Some practitioners feel that failing to inform the staff that they are considering a transition is being dishonest with their employees. If a dentist is approaching retirement age or dealing with long-term health complications, the office staff can often infer that a transition is on the way. In these cases, it may be best to meet with the staff and inform them of the transition. If you decide to take this approach, focus on the need for the staff’s discretion when engaging patients, vendors and referral sources. Emphasize the purchaser of the practice will want input on how the patients are informed and that it would be inappropriate to tell any patients or others outside the office until a buyer is found and the sale is finalized. One advantage to this method is prospective buyers can then meet and interact with the staff while considering the practice purchase opportunity and the staff can provide input on which purchaser they prefer if there are multiple offers on the practice.
After the employees, controlling the message to the practice’s patients is the next priority. Ideally, patients will be informed of the practice transition prior to arriving at the practice for treatment, but sometimes the execution of the purchase agreement and closing of the sale are simultaneous and leave little time for letters to propagate through the mail. The patient letter needs to be a sincere message from the seller thanking them for their patronage, but it should mostly be used to introduce the buyer. Be sure to include biographical and family information on the purchaser as well as any academic accomplishments, advanced training or new technology being introduced in the practice. The letter should also make any required disclosures concerning custody of the records and continued care. Many practices maintain email or text message lists for their patients. While these are useful for reminding patients of appointments or wishing them a happy birthday, informing the patients of a practice sale and chart transfer should be done with a physical letter via mail.
Finally, informing the public of a practice transition is the last step and should not be taken until funds change hands and the sale closes. Many states allow for the Seller’s name to be used in the practice for a limited time (usually 12 months) after they depart to maximize the transfer of the business goodwill. If the practice is changing names or rebranding, it is important to take advantage of this opportunity to associate the selling doctor’s name with the “new” practice.

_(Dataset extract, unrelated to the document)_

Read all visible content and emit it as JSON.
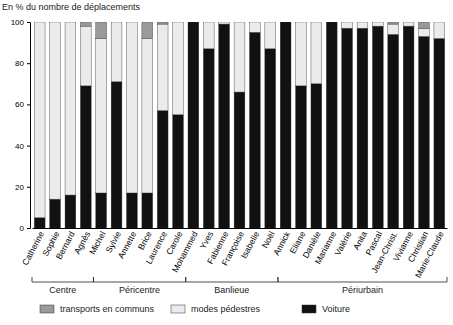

An additional consideration is the purchaser’s need for confidentiality. The purchaser’s current employer may locate a replacement dentist and terminate their employment if they find out the purchaser is shopping for a practice. Because patients are booked months in advance, most employment agreements require the associate dentist to give ample notice (60-90 days) before they can quit their job and purchase a practice. This period needs to be accounted for in the transition plan when scheduling the closing date for the sale. Though no one likes waiting 90 days for a sale to close, these situations provide abundant time for the buyer and seller to effectively inform the employees, patients and public of the impending transition.

When it comes to telling patients and staff you’re selling your dental practice, some ways are better than others. With a little care and attention to detail, you should be able to control the message to your employees and patients and maximize the benefits reaped by your successor.

Preston Lovelace, JD, MS
President, ADS Lovelace and Associates, Inc.